We’ve all been there. You’re a first year who had never even been to Rhode Island before touring Brown, and now you’re here, and it has happened. You’ve discovered coffee milk. You didn’t even know such a beverage existed a few months ago, and now it flows freely through your veins like the plasma of an ancient God. How has the rest of the country–nay, the rest of the world–not experienced the beauty of this divine beverage yet? Your first semester at Brown can be particularly rough. The intoxicating taste of pure coffee syrup and sugar mixed with fresh Rhode Island milk is like nothing you have ever experienced before, and the pure euphoria you experience while drinking it surely outweighs the overwhelming feeling of nausea that is bound to ensue. Just remember: You have four years to catch up on the 18 years of life you spent without coffee milk. You don’t need to play catch-up all in one semester.

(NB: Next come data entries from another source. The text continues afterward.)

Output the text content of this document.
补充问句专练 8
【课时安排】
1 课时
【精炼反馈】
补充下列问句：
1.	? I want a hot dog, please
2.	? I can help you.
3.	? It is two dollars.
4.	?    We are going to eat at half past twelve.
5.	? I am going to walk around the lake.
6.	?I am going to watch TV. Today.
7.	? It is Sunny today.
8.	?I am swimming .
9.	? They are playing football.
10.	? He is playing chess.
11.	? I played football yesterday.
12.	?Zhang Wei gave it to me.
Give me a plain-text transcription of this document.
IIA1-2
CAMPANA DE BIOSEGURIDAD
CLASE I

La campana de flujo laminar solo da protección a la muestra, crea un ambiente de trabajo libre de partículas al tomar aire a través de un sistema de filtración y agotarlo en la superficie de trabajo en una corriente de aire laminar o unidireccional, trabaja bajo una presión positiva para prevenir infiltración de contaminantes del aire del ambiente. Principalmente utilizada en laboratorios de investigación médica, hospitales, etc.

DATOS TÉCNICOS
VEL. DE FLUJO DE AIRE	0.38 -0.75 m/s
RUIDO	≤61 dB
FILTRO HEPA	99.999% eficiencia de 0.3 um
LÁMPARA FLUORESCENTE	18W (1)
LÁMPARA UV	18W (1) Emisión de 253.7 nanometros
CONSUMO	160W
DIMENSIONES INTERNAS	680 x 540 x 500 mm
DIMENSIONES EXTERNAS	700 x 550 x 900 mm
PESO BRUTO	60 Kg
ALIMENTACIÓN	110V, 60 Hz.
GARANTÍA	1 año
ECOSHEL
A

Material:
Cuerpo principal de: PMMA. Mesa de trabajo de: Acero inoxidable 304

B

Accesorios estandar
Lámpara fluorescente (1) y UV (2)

Avoid eye contact with the compost police.
The compost police are the SCARIEST people on campus. With those fluorescent vests and their judgemental gaze, it’s nearly impossible to maintain your composure around them. The best thing you can do is to try and avoid eye contact, at least until you are done clearing your plate. If they catch you putting a napkin in the garbage instead of the compost, though… Well, good luck with that.
Don’t be a slacker, be a good stacker.
It’s happened to you. It’s happened to me. It’s happened to Joey from EmWool who sits behind you in Econ. You’re putting your dishes away, and when you go to put your plate down on the stack of everyone else’s, you see that there is already a mug on top of them. Now you have no choice but to half hazardous stick your plate in sideways between some bowls and the edge of the bin, forcing the person behind you to perform an even more difficult balancing act.
Don’t be the person to start this trainwreck. When putting your dishes away, put your plate on the stack of plates, and your bowl on the stack of bowls. Even if it means you have to take an extra one step to reach the next bin and put your plate away properly, do it. It’s easy to not be a dick!
Fill a bowl with sprinkles.
Pouring spoonfuls of sprinkles onto your ice cream cone and hoping that at least half of them will stick is for amateurs. To eat soft serve like a pro, fill the waffle-like grid surface of your wafer cone with sprinkles, fill up your cone with ice cream, and then pour at least an inch of sprinkles into a bowl. Dip, enjoy, and thank me later.
Be shameless.
Don’t let societal norms of “healthy eating” get you down. At Brown, conformity is stigmatized more than anything else, except maybe Republicanism. Sure, that salad bar hosts a variety of colors and textures that would make your doctor proud, but when was the last time you had free reign access to Frosted Flakes AND Frosted Mini Wheats? I guess what I am really trying to say is that a plate of fries is always a valid option.
I hope these tips and tricks have provided you with some insight on how to best enjoy the Ratty. Happy dining, little rodents!